Now before I go any further, I want to make it clear that I am not suggesting in any way that Sanders is the moral equivalent of Trump. If given the choice between the two, I'd take Sanders in a heartbeat. But let's be honest for a moment: there are some similarities between both men. For starters, both enjoy an almost cult-like following. I personally witnessed this in 2016. Throughout the campaign, whenever I would criticize Sanders and/or his supporters, you'd have thought I had just burned an American flag at a Veterans' Day Parade, that's how virulent the response was. I've never experienced anything like it in my life. I can almost sympathize with Republicans who are fearful of crossing Trump today. Almost.

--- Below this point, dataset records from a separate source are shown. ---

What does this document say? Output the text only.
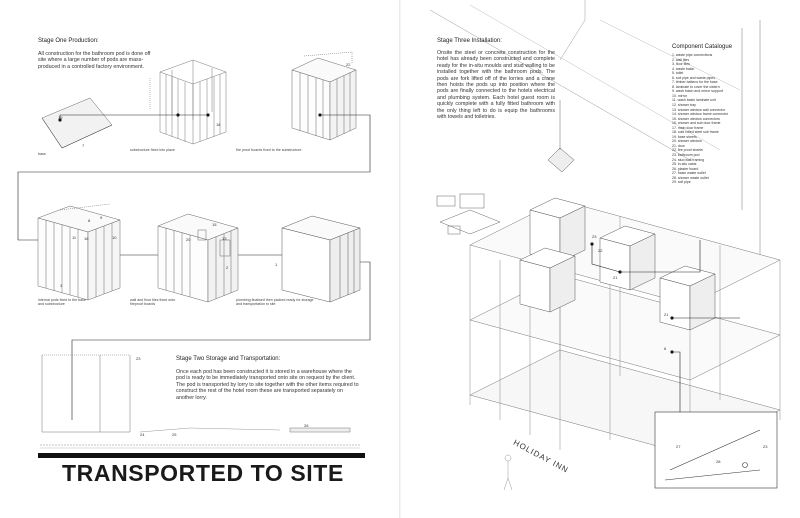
Stage One Production:
All construction for the bathroom pod is done off site where a large number of pods are mass-produced in a controlled factory environment.
base
substructure fixed into place	fire proof boards fixed to the substructure
internal pods fixed to the base and substructure
wall and floor tiles fixed onto fireproof boards
plumbing finalised then packed ready for storage and transportation to site
19
7
18
22
11
8
16	10
9
3
20
15
13
2
1
23
24	25
26
Stage Two Storage and Transportation:
Once each pod has been constructed it is stored in a warehouse where the pod is ready to be immediately transported onto site on request by the client. The pod is transported by lorry to site together with the other items required to construct the rest of the hotel room these are transported separately on another lorry.
TRANSPORTED TO SITE
Stage Three Installation:
Onsite the steel or concrete construction for the hotel has already been constructed and complete ready for the in-situ moulds and stud walling to be installed together with the bathroom pods. The pods are fork lifted off of the lorries and a crane then hoists the pods up into position where the pods are finally connected to the hotels electrical and plumbing system. Each hotel guest room is quickly complete with a fully fitted bathroom with the only thing left to do is equip the bathrooms with towels and toiletries.
Component Catalogue
1. waste pipe connections
2. wall tiles
3. floor tiles
4. waste basin
5. toilet
6. soil pipe and waste pipes
7. timber battens for the base
8. laminate to cover the cistern
9. wash basin and mirror support
10. mirror
11. wash basin laminate unit
12. shower tray
13. shower window wall connector
14. shower window frame connector
15. shower window connectors
16. shower and sub door frame
17. main door frame
18. cold rolled steel sub frame
19. base sheets
20. shower window
21. door
22. fire proof sheets
23. bathroom pod
24. stud wall framing
25. in-situ casts
26. plaster board
27. basin waste outlet
28. shower waste outlet
29. soil pipe
23
22
21
21
6
27	23
28
HOLIDAY INN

Another similarity is where Trump and Sanders draw most of their support. It's primarily from the same voting bloc. People who feel as though the system is rigged against them and that both political parties are corrupt. Trump certainly made this a central theme in his campaign, and Sanders has not been shy about his contempt for Democrats in general. To this day, the majority of his supporters are convinced the DNC stole the nomination from him. And while I can't prove it, I believe that some of them either stayed home on election day or voted for Trump out of spite. Given the margins in Pennsylvania, Michigan and Wisconsin, even a small drop off among Sanders supporters - say 5 percent - could've tipped the scale in Trump's favor.

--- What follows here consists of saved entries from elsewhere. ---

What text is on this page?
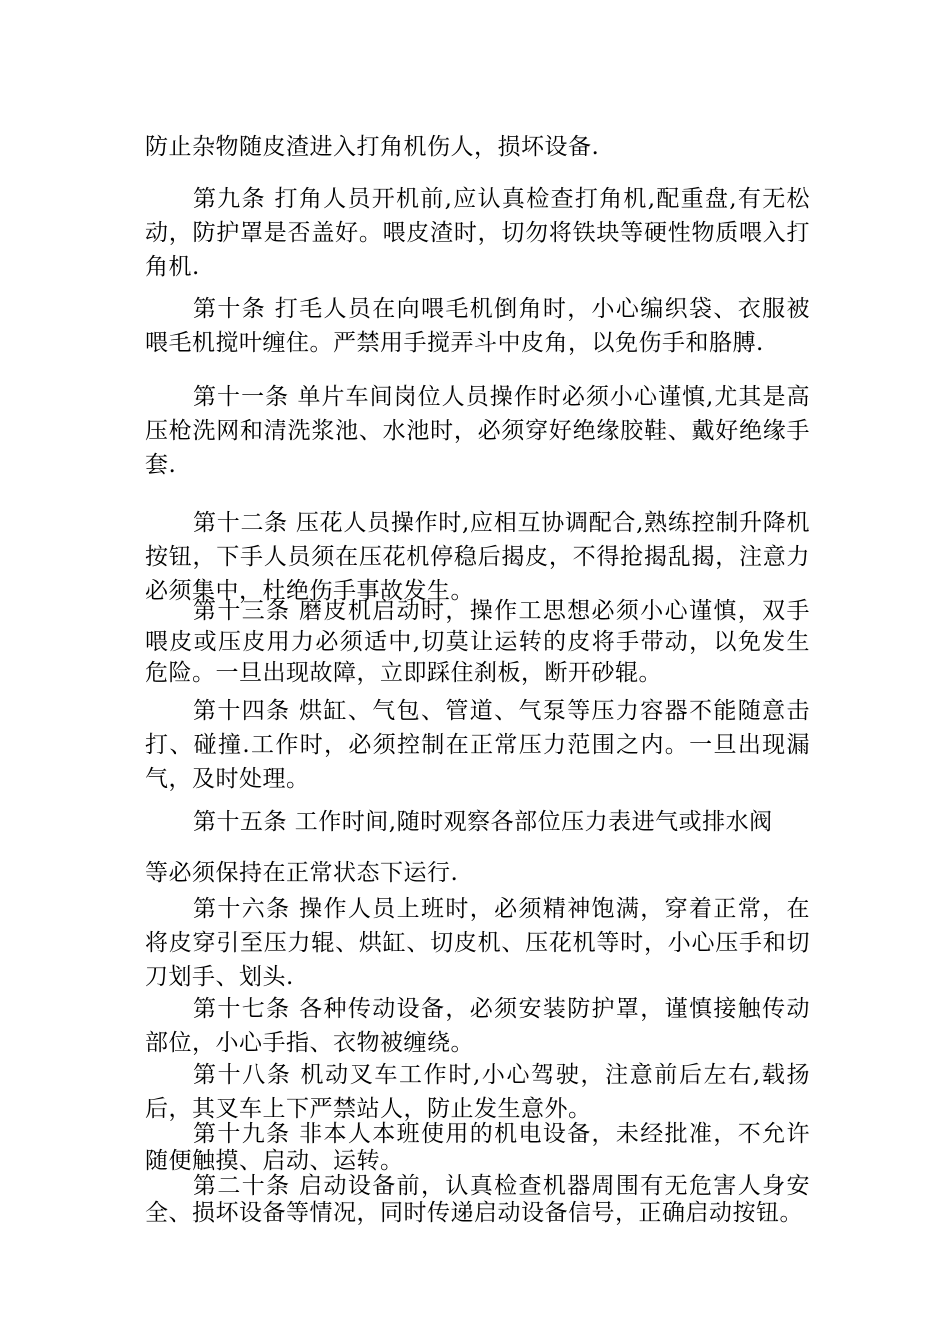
防止杂物随皮渣进入打角机伤人，损坏设备.

第九条 打角人员开机前,应认真检查打角机,配重盘,有无松动，防护罩是否盖好。喂皮渣时，切勿将铁块等硬性物质喂入打角机.

第十条 打毛人员在向喂毛机倒角时，小心编织袋、衣服被喂毛机搅叶缠住。严禁用手搅弄斗中皮角，以免伤手和胳膊.

第十一条 单片车间岗位人员操作时必须小心谨慎,尤其是高压枪洗网和清洗浆池、水池时，必须穿好绝缘胶鞋、戴好绝缘手套.

第十二条 压花人员操作时,应相互协调配合,熟练控制升降机按钮，下手人员须在压花机停稳后揭皮，不得抢揭乱揭，注意力必须集中，杜绝伤手事故发生。

第十三条 磨皮机启动时，操作工思想必须小心谨慎，双手喂皮或压皮用力必须适中,切莫让运转的皮将手带动，以免发生危险。一旦出现故障，立即踩住刹板，断开砂辊。

第十四条 烘缸、气包、管道、气泵等压力容器不能随意击打、碰撞.工作时，必须控制在正常压力范围之内。一旦出现漏气，及时处理。

第十五条 工作时间,随时观察各部位压力表进气或排水阀

等必须保持在正常状态下运行.

第十六条 操作人员上班时，必须精神饱满，穿着正常，在将皮穿引至压力辊、烘缸、切皮机、压花机等时，小心压手和切刀划手、划头.

第十七条 各种传动设备，必须安装防护罩，谨慎接触传动部位，小心手指、衣物被缠绕。

第十八条 机动叉车工作时,小心驾驶，注意前后左右,载扬后，其叉车上下严禁站人，防止发生意外。

第十九条 非本人本班使用的机电设备，未经批准，不允许随便触摸、启动、运转。

第二十条 启动设备前，认真检查机器周围有无危害人身安全、损坏设备等情况，同时传递启动设备信号，正确启动按钮。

Then there's trade: Both Trump and Sanders are vehemently anti-free trade. They both came out strongly against NAFTA and TPP, despite evidence that neither deal was responsible for the tremendous loss of factory jobs in the Rust Belt states. If anything, automation has been the primary culprit, as Andrew Yang attempted to point out in the debates. And any Democratic candidate who believes that America's problems will magically be solved by simply retreating into the past has already ceded the election to Trump.
Some pundits - most of them progressive - have dismissed the concerns that many Democrats have about Sanders. They insist that a true progressive at the head of the ticket will turn out the base in a way Hillary couldn't. They also point out that a nominee who can fight on Trump's turf will be a good thing come November. Perhaps they're right. Maybe Sanders will turn out the base and convert some of those Trump voters into Bernie voters. Or perhaps those Trump voters will stay with Trump and that surge Democrats were counting on will never materialize. It's worth pointing out that Clinton got almost as many votes in 2016 as Obama got in 2012. The idea that she didn't turn out her base is simply not supported by the evidence.

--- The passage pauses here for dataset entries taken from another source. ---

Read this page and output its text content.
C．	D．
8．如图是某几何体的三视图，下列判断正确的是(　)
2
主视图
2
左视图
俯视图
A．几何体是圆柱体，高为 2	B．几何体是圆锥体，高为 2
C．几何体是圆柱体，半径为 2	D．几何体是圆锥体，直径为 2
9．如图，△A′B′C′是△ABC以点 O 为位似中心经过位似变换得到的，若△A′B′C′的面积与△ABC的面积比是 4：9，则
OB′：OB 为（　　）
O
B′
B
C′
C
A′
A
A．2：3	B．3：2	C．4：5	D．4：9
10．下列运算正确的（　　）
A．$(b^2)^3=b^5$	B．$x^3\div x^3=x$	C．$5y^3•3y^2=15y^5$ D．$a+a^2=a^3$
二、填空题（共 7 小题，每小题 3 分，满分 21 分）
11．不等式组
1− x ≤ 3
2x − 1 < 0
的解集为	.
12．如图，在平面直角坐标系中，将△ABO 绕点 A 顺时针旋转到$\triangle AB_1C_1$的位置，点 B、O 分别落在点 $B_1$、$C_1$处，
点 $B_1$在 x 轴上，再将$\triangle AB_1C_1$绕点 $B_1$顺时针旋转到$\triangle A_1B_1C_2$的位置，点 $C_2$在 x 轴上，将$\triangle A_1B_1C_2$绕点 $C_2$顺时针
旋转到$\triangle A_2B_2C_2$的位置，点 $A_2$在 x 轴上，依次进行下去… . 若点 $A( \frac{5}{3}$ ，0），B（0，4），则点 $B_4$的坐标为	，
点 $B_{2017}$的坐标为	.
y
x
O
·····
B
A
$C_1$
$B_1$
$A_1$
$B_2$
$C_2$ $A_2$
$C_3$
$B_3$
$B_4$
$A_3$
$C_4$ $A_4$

Four years ago, in a two-person race, Hillary Clinton handed Bernie Sanders his lunch on her way to winning the nomination. This time around, with a much more crowded field, Sanders could conceivably return the favor to the DNC. Trump has already seized control of the Republican Party. Sanders would like nothing more than to do likewise to the Democratic Party. If he isn't dealt with soon, he'll get his wish.